The preliminary examination is designed to assess a PhD student’s readiness to undertake dissertation research. Once a student passes the preliminary examination, he or she is officially considered a PhD candidate. This is the second major milestone in the PhD program, after the qualifying examination.
The preliminary examination usually takes place when a student has completed most, though not necessarily all, of the coursework but has not yet made a major investment of time and effort toward dissertation research. For this examination, the student performs research under an advisor’s supervision and then defends the work before a Graduate College-approved faculty committee of at least five members.
Students must pass the preliminary examination one year prior to their dissertation defense. Approval by petition is needed if students plan to hold their dissertation defense within a year of the preliminary examination.
Preliminary Examination Committee
A student’s faculty advisor serves as the chair of the preliminary examination committee. The additional members of the preliminary examination committee must be selected in a way that fulfills all of the following criteria:
- Five or more members in total
- At least three members are full members of the UIC Graduate College
- At least two are tenured (not just tenure-track) faculty
Diversity is prized in the creation of a preliminary examination committee; thus, including one or two members from outside the electrical and computer engineering department or UIC is encouraged. For any outside members who are not full members of the UIC Graduate College, students must submit their CVs along with the committee recommendation form so that the Graduate College may determine that equivalent academic standards are met.

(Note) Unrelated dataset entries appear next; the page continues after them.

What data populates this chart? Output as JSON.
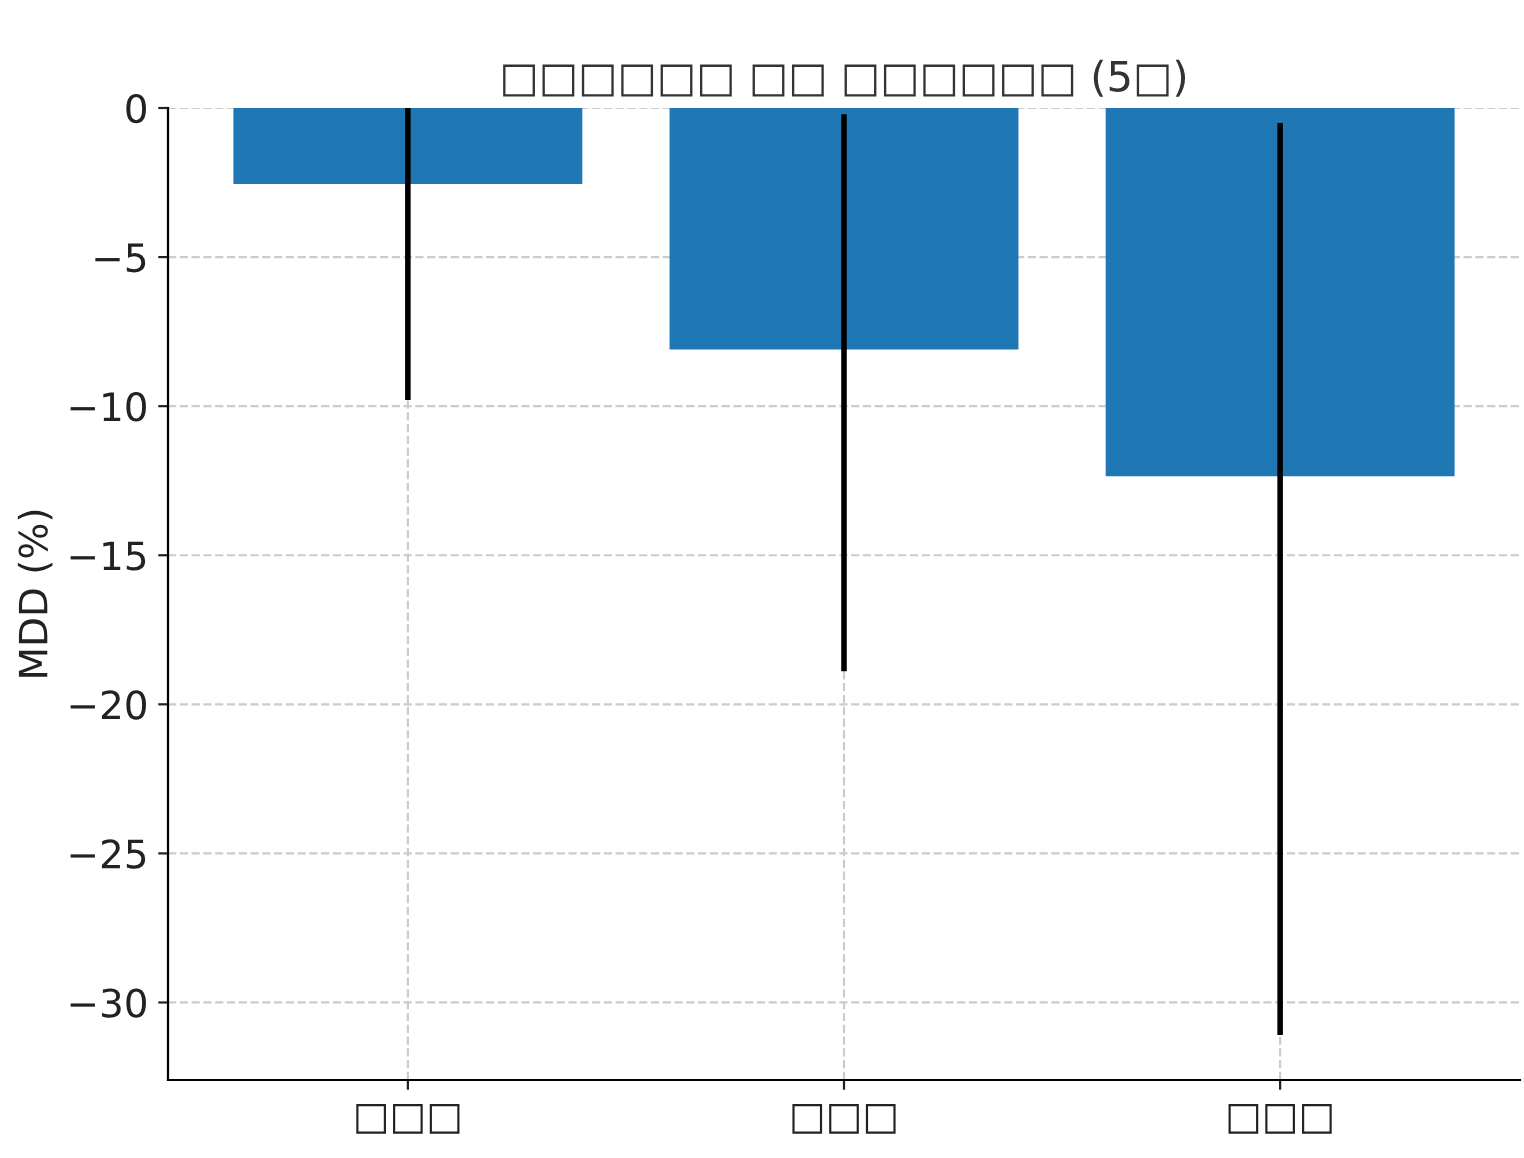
{
  "chart_data": {
    "type": "bar",
    "title": "□□□□□□ □□ □□□□□□ (5□)",
    "ylabel": "MDD (%)",
    "categories": [
      "□□□",
      "□□□",
      "□□□"
    ],
    "values": [
      -2.55,
      -8.1,
      -12.35
    ],
    "errors": [
      [
        -9.7,
        0
      ],
      [
        -18.8,
        -0.3
      ],
      [
        -31.0,
        -0.6
      ]
    ],
    "color": "#1f77b4",
    "ylim": [
      -32.6,
      0
    ],
    "yticks": [
      {
        "value": 0,
        "label": "0"
      },
      {
        "value": -5,
        "label": "−5"
      },
      {
        "value": -10,
        "label": "−10"
      },
      {
        "value": -15,
        "label": "−15"
      },
      {
        "value": -20,
        "label": "−20"
      },
      {
        "value": -25,
        "label": "−25"
      },
      {
        "value": -30,
        "label": "−30"
      }
    ],
    "grid": true
  }
}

The committee recommendation form must be submitted to the ECE student affairs office at least three weeks prior to the anticipated preliminary examination date. Student affairs will coordinate departmental approval of the form and forward it to the Graduate College for approval.

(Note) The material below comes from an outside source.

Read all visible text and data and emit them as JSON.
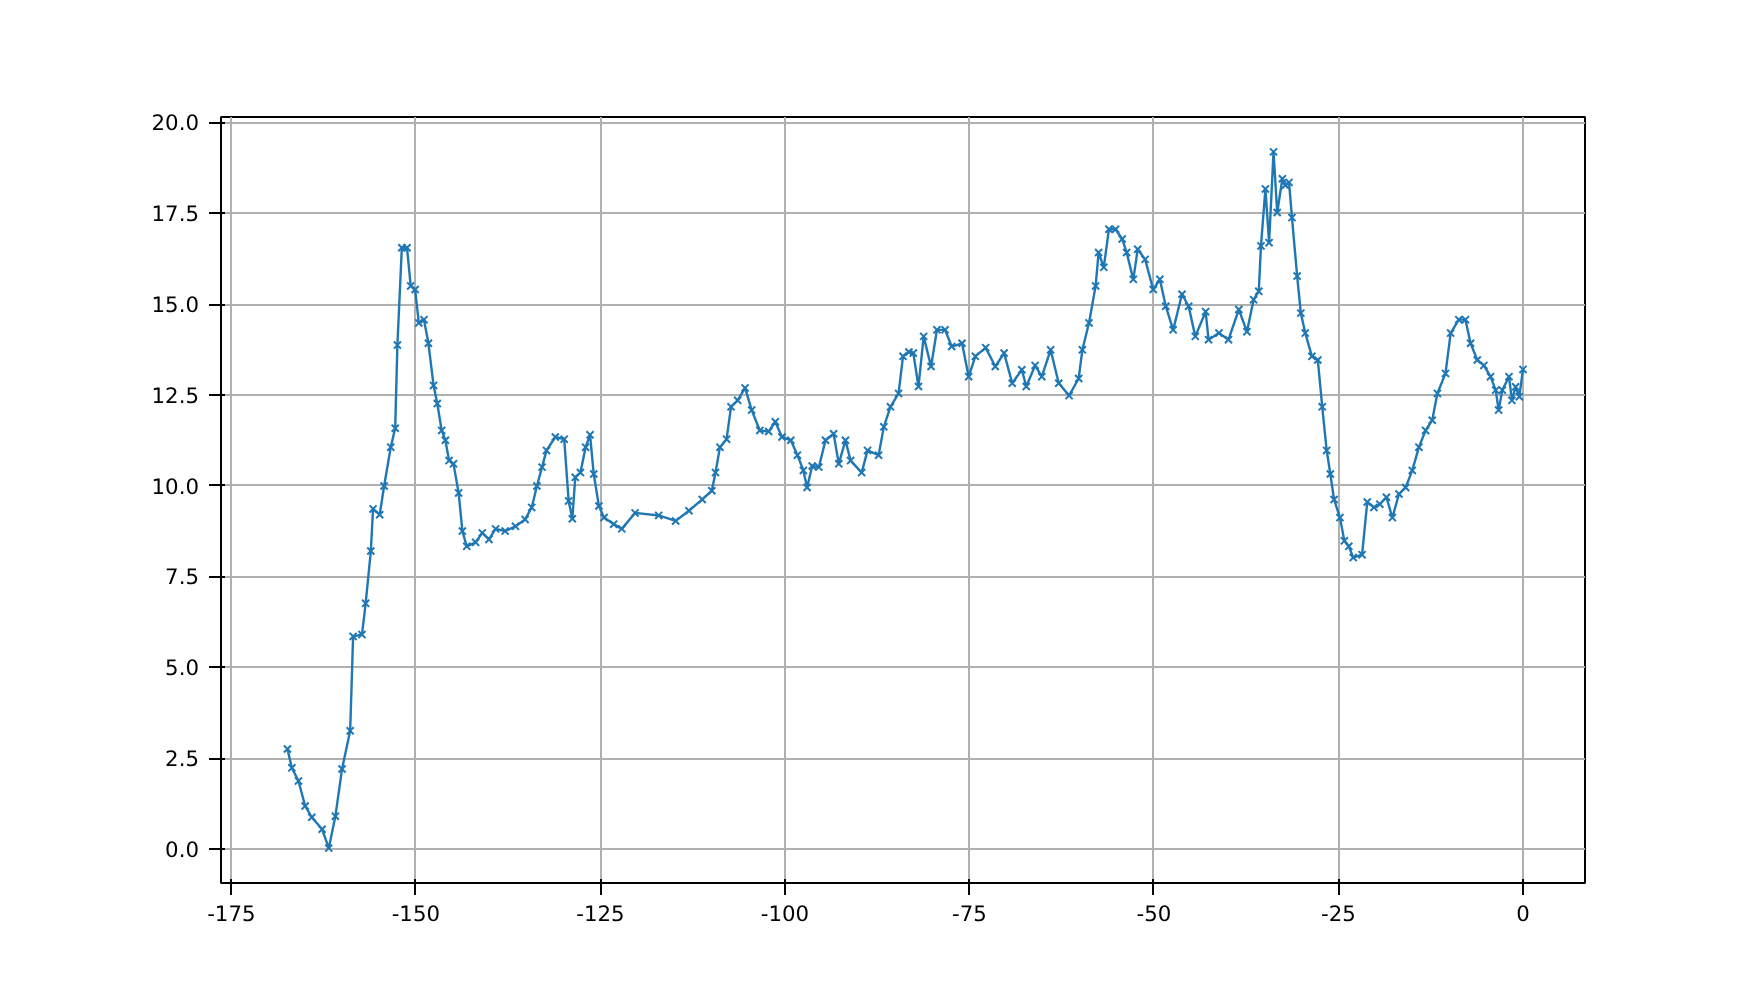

The preliminary examination committee is appointed by the dean of the Graduate College at the recommendation of the electrical and computer engineering department.

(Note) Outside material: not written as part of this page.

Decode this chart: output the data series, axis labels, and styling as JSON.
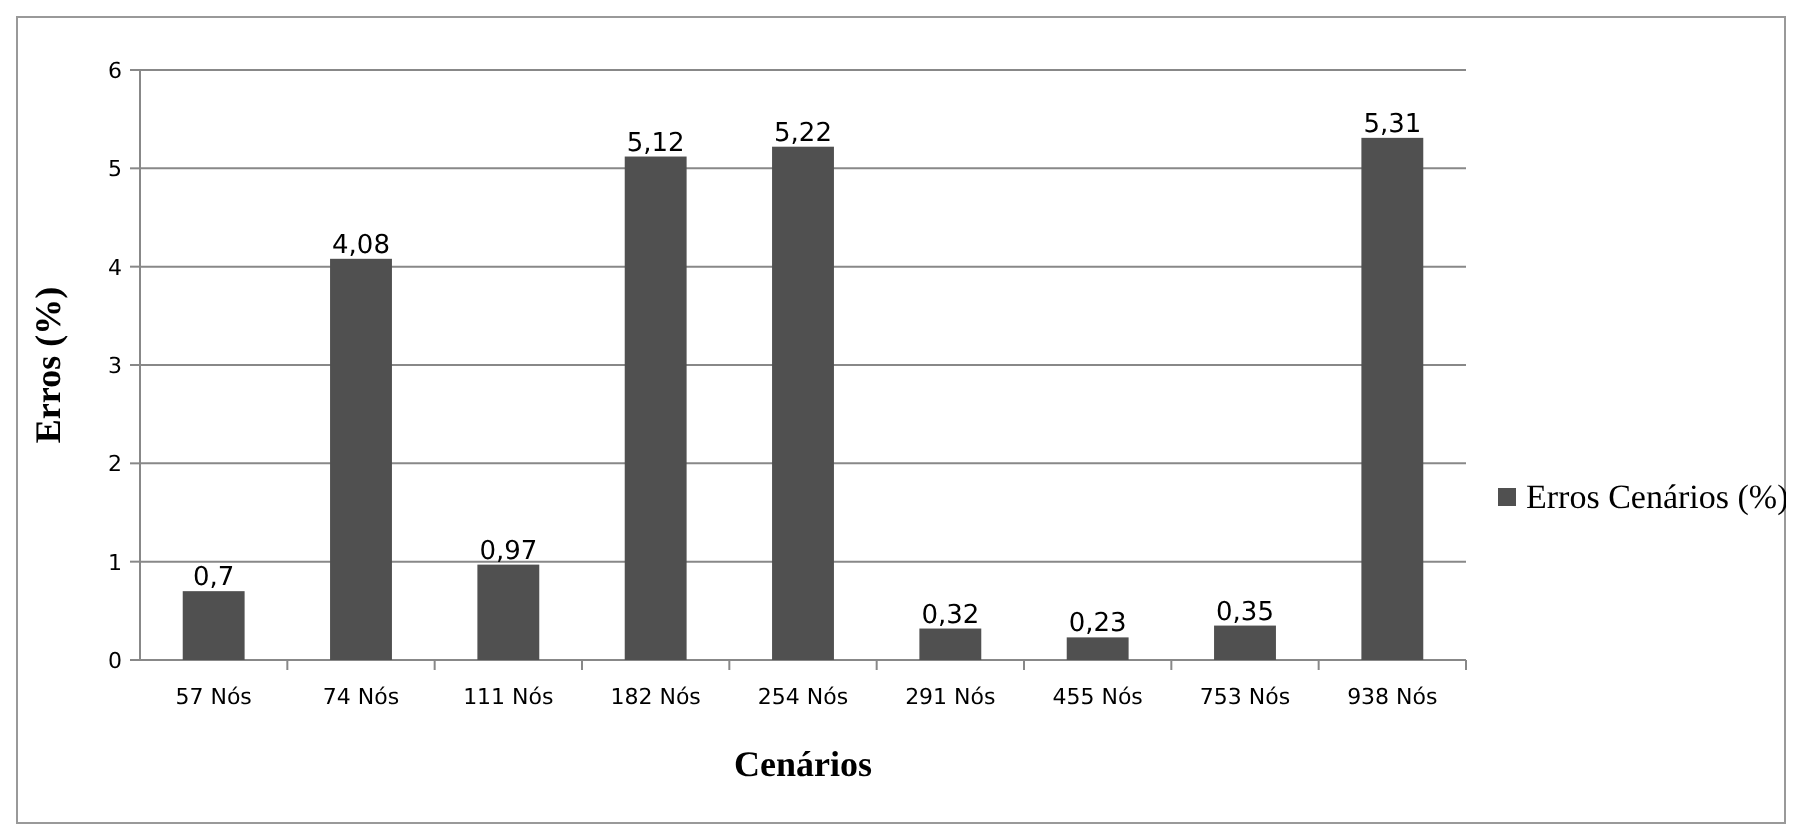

Students who are proposing research that involves human subjects must apply for and receive approval from UIC’s Institutional Review Board.
Students who are proposing research that involves animals must apply for and receive approval from the Animal Care Committee.
The timing, content, and nature of the preliminary examination—whether it will include a written component, an oral component, or both—is at the discretion of the preliminary examination committee.
Preliminary examinations are graded as “pass” or “fail.” A candidate cannot be passed if he or she receives more than one “fail” vote from members of the committee. The Graduate College provides an examination report form to the electrical and computer engineering department, which must be completed and signed by each member of the committee.
If students receive a grade of “pass,” the preliminary examination committee still may require that students perform additional work or meet specified conditions before the passing recommendation becomes effective.
If students receive a grade of “fail,” the preliminary examination committee may make a recommendation to the dean to allow a second examination. If the student receives a grade of “fail” on the second examination, a third examination is not permitted.
Once students pass the preliminary examination, they have five years to complete the requirements for the PhD. Failure to adhere to this time period will require a new preliminary examination. (Note: departments may specify shorter time periods than five years.)
Students may not take the preliminary examination sooner than one full calendar year of beginning the program, and they may not conduct their dissertation defense any sooner than one full calendar year after the preliminary examination is passed, unless a special petition is made and approved by the director of graduate studies.